10 Slavery Facts

Chains, Feet, Sand, Bondage, Prison

During his trip to Jamaica, David Cameron was asked to present an apology on behalf of the British for their part in the slave trade. For those who have a opinion on this obviously emotive subject, you could find some or all these details useful in deepening your understanding. I discovered they made a difference . None of these or any other details in any way justify or mitigate the evil of slavery, present or past.

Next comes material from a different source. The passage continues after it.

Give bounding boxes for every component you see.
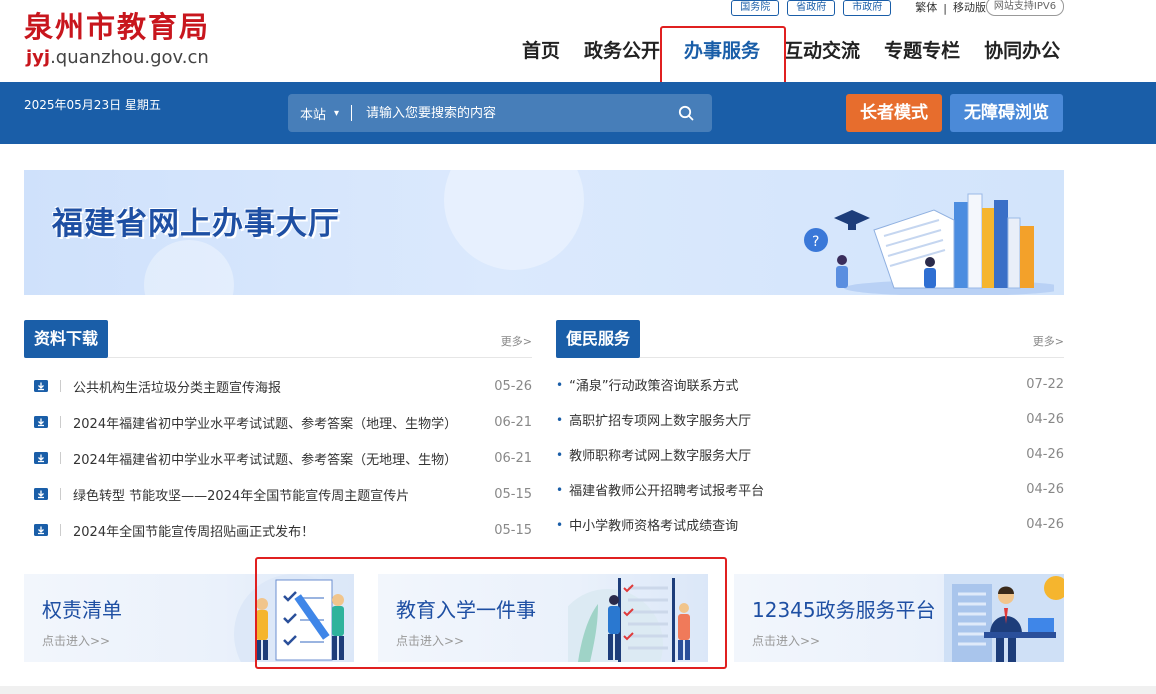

The British sent white British inmates to work as slaves on the plantations in the Caribbean. They were the winners after the Battle of Worcester in the Civil War, The Batle of Sedgemoor in Monmouth’s Rebellion from James II and Jacobites at the 1715 Rebellion.
Slavery was held to be illegal in Britain since it violated the principles of Magna Carta etc. but was considered acceptable in British Overseas Possessions.
Other European countries did so at different dates throughout the Nineteenth Century. Many Asian and Middle Eastern countries postponed its abolition before the Twentieth Century. In Saudi Arabia’s case it was 1974.
Compensation was paid to British slave owners as the Government, and most other people, felt it couldn’t deprive people of their”property” with so.
From the British Empire that the Government had to use power to suppress slavery, since the abolition wasn’t popular with native slave-traders in several locations.
In Jamaica there are a few black and mixed-race women and men who are descended from free folks. There was a short period when the island was left by the Spanish before the British came. Their children were never slaves.
Slavery still exists in many areas. In Britain it is the domain name of people-traffickers. In the Middle East it is deemed to go on illegally in several countries but is practiced in regions controlled by ISIS. The victims are members of minorities.
Personally, I wish the campaigners would focus on freeing current slaves as opposed to keeping old wounds living, given the complexity of the narrative and the difficulty in apportioning blame or credit.